The show, which opened this week, calls attention to a monumental new Smithsonian book, associate curator Esin Atil's 386-page "Turkish Art," tracing the history of an often-underrated body of court art that is virtually a living chronicle of trade and diplomatic traffic in the ancient world from China to Egypt.

To most of us, Turkish art means filigreed calligraphy, incredibly delicate floral patterns. There is plenty of this already at the Freer -- whose collection rivals the Metropolitan's as the best in America -- but the new show brings some real gems to our attention: stunning blue-white platters whose intricate decorations never get in their own way, never seem busy or cluttered, but dance before our eyes, clean and cheerful and elegant. Some of these arabesques, by the way, conceal calligraphic code messages.

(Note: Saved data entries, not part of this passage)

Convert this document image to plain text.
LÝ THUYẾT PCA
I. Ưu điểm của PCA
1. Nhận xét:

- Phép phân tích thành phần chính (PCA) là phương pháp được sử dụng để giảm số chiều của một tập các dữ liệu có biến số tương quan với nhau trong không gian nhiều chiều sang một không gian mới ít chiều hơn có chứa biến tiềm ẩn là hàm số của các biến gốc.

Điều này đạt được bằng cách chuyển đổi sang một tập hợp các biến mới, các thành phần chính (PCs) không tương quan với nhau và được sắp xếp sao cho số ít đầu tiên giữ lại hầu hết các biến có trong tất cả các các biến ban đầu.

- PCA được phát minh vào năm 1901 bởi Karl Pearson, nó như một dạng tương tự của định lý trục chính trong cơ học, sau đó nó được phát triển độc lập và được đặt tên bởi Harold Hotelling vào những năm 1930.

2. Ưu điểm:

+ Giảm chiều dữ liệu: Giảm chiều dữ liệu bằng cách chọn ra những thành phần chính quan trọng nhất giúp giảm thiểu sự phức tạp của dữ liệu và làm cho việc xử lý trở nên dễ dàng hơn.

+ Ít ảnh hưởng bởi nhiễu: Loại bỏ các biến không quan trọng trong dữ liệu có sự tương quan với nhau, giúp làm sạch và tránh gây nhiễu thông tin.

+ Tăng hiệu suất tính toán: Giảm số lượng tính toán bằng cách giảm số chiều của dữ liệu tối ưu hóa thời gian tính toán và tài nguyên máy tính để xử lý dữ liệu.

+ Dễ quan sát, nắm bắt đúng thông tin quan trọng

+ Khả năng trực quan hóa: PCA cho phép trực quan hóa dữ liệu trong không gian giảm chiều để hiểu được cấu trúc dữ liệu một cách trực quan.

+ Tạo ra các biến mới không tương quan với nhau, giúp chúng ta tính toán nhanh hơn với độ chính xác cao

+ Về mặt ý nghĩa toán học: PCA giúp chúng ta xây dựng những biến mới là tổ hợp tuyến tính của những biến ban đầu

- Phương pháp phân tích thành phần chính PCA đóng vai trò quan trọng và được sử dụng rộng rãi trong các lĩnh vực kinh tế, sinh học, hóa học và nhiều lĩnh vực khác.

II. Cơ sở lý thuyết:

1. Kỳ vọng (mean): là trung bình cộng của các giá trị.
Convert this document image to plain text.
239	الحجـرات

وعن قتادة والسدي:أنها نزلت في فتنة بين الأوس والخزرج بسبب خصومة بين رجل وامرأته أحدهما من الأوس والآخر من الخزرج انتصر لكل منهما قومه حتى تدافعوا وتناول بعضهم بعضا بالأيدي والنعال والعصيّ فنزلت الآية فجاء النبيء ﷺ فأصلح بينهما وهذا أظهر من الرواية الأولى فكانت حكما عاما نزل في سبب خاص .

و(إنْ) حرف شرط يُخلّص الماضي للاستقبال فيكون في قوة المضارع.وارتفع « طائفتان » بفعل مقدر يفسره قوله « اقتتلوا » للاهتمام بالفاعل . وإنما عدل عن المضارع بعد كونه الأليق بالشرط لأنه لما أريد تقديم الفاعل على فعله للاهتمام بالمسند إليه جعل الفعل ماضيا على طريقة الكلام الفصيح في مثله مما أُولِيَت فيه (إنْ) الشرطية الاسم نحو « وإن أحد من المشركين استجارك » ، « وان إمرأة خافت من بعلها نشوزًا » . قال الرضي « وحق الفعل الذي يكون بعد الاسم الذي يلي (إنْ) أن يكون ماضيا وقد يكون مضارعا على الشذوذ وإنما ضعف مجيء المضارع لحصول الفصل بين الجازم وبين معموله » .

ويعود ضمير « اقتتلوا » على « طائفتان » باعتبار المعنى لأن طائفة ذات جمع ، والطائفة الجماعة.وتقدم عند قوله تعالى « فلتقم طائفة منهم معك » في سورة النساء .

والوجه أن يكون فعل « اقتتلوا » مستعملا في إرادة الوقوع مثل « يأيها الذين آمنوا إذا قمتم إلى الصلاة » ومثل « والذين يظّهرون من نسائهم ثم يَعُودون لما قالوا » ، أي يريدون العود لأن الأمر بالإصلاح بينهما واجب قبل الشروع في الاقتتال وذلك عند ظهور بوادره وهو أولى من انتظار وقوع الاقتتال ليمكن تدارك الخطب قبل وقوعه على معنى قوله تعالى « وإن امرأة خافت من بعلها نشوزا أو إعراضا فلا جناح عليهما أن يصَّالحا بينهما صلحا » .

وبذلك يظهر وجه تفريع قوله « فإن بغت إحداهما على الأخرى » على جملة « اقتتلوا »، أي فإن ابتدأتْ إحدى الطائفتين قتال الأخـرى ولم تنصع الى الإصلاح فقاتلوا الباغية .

There is a charming portrait of a painter at work, a rarity in a culture where only the emperors' portraits were customary. There are 16th-century tiles, velvet for a 17th-century imperial kaftan, cunningly incised brass candlesticks, ink drawings, and gilded miniatures from the same Islamic court tradition that produced the 17th-century Mughal miniatures in India.

"Most of the great imperial works are still in Turkey," said Atil. "The Ottoman Empire collections were kept intact for centuries and didn't leave the country, unlike some others. It wasn't until the 19th century, with its interest in history, and the development of photography, that all this began to be known about generally."

It's a happy show, she said, a world at springtime, a fantasy of paradise.

One delightful miniature shows Abraham, that Old Testament world celebrity, being rescued from a fiery death by an angel. The angel, or peri, is supposed to be sexless of course, but is quite definitely a she. And wouldn't you know, it is she, the miracle-maker, who sits there listening politely while the great man she has just saved gives her a lecture.